‘My family had been destroyed’: Tessa Jowell on life under phone-hacking
Tessa Jowell has admitted spending years of her life checking nearby cars for members of the press as she explained the impact phone-hacking had on her private life.
Speaking at the Leveson inquiry, the former media secretary described how she won £200,000 compensation from News International after police found her phone had been hacked "wholesale".
The interceptions took place at the same time as reports emerged of links between her estranged husband, David Mills, and then-Italian premier Silvio Berlusconi.
"At that time my family had been destroyed," she told the inquiry.
"I did my job every day but life was very, very difficult.
"I was shocked by what I'd heard but at the same time it answered a lot of questions I had about why I was followed everywhere, how people seemed to know where I was going.
"It did provide an explanation but at the same time the invasion of my privacy was total during that period."
She added: "This was six years ago, but it's only in the last 18 months I find myself not looking in cars to see if there's someone waiting."
"You adopt a permanent stance as if you’re being followed, as if someone's watching, as if someone's listening."
Ms Jowell said the police officer who told the inquiry “all of the potential victims declined to assist us with prosecution” had given inaccurate testimony.
Keith Surtees, one of the Met officers who worked on the initial 2006 investigation, made the comment when he appeared at the inquiry earlier this year.
"I was deeply shocked when I read Keith Surtees' evidence.

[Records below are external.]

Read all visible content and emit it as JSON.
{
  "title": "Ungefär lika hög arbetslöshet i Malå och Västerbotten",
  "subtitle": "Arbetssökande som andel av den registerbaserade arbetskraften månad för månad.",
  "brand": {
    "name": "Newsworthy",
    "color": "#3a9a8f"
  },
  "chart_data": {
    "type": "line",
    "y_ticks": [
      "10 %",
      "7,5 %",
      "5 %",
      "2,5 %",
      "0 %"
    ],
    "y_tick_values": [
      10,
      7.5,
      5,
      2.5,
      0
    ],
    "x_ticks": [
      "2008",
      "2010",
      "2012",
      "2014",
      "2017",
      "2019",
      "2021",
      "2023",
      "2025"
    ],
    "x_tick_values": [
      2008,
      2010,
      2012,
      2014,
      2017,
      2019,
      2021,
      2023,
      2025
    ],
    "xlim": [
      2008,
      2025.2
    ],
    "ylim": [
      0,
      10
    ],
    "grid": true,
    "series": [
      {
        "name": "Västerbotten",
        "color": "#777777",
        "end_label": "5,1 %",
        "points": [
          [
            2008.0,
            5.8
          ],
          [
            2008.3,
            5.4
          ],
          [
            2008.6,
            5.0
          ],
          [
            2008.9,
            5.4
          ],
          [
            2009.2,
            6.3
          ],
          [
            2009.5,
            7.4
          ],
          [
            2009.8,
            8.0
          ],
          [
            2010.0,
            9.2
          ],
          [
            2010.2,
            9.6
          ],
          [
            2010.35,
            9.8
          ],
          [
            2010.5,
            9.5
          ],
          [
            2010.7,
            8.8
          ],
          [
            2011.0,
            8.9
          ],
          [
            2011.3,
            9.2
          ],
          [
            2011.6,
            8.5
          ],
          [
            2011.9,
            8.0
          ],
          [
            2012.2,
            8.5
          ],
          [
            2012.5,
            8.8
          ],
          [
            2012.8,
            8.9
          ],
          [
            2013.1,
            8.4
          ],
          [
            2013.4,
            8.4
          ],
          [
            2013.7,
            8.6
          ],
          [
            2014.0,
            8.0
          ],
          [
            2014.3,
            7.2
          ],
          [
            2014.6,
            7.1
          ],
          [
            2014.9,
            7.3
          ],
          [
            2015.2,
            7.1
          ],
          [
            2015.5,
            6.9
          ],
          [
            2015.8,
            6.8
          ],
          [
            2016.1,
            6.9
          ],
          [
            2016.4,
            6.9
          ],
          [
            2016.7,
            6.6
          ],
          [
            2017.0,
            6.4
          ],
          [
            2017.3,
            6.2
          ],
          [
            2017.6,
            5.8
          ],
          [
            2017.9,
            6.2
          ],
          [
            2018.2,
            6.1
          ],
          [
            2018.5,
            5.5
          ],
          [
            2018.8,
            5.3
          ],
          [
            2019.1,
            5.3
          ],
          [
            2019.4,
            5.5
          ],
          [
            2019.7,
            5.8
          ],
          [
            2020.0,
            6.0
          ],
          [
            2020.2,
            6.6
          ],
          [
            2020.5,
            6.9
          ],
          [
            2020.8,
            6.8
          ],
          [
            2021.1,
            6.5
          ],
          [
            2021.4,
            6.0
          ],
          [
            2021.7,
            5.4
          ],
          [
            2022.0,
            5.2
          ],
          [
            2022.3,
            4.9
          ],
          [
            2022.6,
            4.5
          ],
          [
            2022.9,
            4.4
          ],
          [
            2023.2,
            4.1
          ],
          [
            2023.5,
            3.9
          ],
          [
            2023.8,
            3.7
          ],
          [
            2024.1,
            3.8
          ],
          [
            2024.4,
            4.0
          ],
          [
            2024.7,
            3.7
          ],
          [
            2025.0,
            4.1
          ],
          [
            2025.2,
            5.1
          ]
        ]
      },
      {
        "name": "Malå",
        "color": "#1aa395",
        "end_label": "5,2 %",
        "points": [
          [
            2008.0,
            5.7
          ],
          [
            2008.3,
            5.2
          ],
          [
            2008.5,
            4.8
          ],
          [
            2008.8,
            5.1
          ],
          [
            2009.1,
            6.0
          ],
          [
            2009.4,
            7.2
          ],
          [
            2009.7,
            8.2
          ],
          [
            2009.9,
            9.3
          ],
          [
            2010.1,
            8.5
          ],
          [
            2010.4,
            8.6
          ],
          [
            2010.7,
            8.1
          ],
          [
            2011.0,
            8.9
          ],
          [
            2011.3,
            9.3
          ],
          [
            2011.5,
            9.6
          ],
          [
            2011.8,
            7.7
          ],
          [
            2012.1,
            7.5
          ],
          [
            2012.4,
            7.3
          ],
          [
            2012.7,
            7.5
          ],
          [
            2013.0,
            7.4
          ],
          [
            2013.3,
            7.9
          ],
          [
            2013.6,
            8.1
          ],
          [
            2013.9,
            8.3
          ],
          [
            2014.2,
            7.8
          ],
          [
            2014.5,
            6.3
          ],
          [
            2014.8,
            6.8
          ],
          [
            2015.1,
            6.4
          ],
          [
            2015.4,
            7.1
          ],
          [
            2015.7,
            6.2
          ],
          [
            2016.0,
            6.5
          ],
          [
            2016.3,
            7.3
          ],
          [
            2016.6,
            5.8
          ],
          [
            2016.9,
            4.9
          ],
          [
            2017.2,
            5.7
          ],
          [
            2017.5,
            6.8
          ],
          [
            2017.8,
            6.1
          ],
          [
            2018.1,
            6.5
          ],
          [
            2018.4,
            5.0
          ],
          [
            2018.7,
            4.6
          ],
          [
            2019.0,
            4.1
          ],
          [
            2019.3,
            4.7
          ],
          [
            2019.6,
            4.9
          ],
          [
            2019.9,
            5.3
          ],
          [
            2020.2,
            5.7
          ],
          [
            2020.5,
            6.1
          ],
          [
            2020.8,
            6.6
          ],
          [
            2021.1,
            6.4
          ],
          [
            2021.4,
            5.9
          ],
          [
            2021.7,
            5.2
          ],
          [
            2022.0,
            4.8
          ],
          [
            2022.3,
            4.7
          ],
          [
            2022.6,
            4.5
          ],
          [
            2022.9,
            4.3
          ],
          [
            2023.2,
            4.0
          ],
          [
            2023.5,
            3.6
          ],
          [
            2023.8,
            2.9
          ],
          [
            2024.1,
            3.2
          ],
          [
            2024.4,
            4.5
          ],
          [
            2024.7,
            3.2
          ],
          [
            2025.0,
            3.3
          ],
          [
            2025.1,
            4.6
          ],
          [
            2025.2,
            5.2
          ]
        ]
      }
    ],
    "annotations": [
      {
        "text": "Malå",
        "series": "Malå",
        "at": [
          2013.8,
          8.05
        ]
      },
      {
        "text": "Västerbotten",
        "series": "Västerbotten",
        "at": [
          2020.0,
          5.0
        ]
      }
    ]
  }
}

It is completely untrue. Had I been asked at that time to provide a witness statement I would have provided it."
In a comment which will send shivers around newsrooms in Fleet Street, Ms Jowell said stories appeared in the Mail, Evening Standard and Sunday Times which could only have come from phone-hacking.
Ms Jowell told the inquiry she had specifically asked Tony Blair if he had an agreement with Rupert Murdoch when she reviewed cross-media ownership rules ahead of the Communication Act.
"I asked him whether or not any deal had been done with Rupert Murdoch," she said.
"He gave me an absolute assurance which I completely accepted that there had been no prior agreement."
She then told Mr Blair not to meet any interested parties while she gathered information and reported back to him.
The Act eventually loosened rules around ownership, allowing US corporations to buy British free-to-air broadcasts.
Ms Jowell admitted to the inquiry that Mr Blair asked her to see if the rules could be relaxed sufficiently for Murdoch to buy ITV or Channel 5.
The then-media secretary's plans would have prevented any media group taking over the channels if it had over 20% market share, but notes by officials at the Department of Culture, Media and Sport show Mr Blair questioned that rule.
Ms Jowell said she had no detailed recollection of that meeting but admitted Mr Blair's instinct was "more deregulatory than mine".
Peter Mandelson, one of the architects of New Labour's spin-heavy approach to politics, is also giving evidence this afternoon. He has previously written that politicians were too afraid of the press.
"It should be a source of regret for everyone associated with the last Labour government that the only action in relation to the media for which we will be remembered is going to war with the BBC following the Iraq invasion in 2003," he wrote in the Guardian recently.
"The truth is, no issue of priority or principle was involved. We simply chose to be cowed because we were too fearful to do otherwise. And David Cameron took up where Tony Blair and Gordon Brown left off."
Lord Mandelson was informed by Mr Brown that his phone was being hacked in 2009 but the two chose to take no action. Since the phone-hacking revelations broke, the former prime minister has been far more vocal in his criticism however.